Les autres conseillers
Bernard Sévigny devra donc travailler avec une série de conseillers indépendants, puisque le parti Comme une eau terre n'en n'a fait élire aucun. « La plupart sont de mes collègues et je ne suis en brouille avec personne. »
Parmi ceux-ci, on compte Mariette Fugère qui a été réélue ainsi que Louida Brochu, Roger Labrecque, Jean-François Rouleau et Chantal L'Espérance.
Sinon, des nouveaux collègues s'ajoutent. Dans le district du Carrefour, Pierre Tardif l'emporte alors que dans celui de Beckett, il s'agit de Nathalie Goguen. Dans l'est de la ville, Jean-Guy Demers représente désormais le district de Desranleau tandis que Rémi Demers l'emporte dans Marie-Rivier.
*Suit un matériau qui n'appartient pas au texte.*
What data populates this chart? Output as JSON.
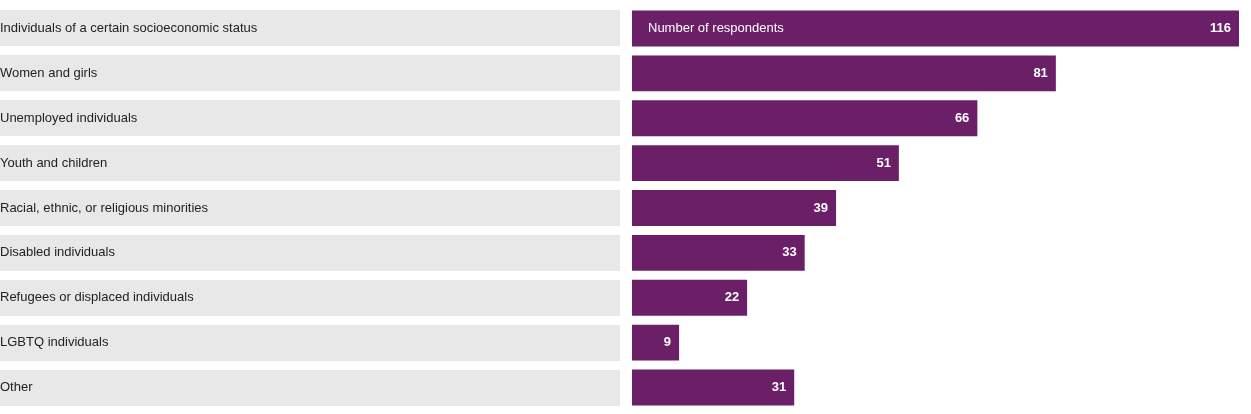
{
  "chart_data": {
    "type": "bar",
    "orientation": "horizontal",
    "xlabel": "Number of respondents",
    "categories": [
      "Individuals of a certain socioeconomic status",
      "Women and girls",
      "Unemployed individuals",
      "Youth and children",
      "Racial, ethnic, or religious minorities",
      "Disabled individuals",
      "Refugees or displaced individuals",
      "LGBTQ individuals",
      "Other"
    ],
    "values": [
      116,
      81,
      66,
      51,
      39,
      33,
      22,
      9,
      31
    ],
    "color": "#6b1f66",
    "xlim": [
      0,
      116
    ],
    "data_labels": true,
    "tick_labels": "y"
  }
}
À Lennoxville, David Price est élu tout comme Mark McLaughlin dans le district de Fairview.
Les chiffres de la soirée
Au total, Bernard Sévigny a recueilli 17 173 votes contre 17 051 pour Hélène Gravel. François Godbout a tout de même récolté 14 190 votes. Plus loin derrière, Moustapha Saboun a obtenu 882 voix et Denis Pellerin 596.
Le taux de participation reste sensiblement le même qu'aux élections de 2005. Alors que cette année, 44,91 % de la population a exercé son droit de vote. À l'époque ce nombre s'élevait à 44,5 %.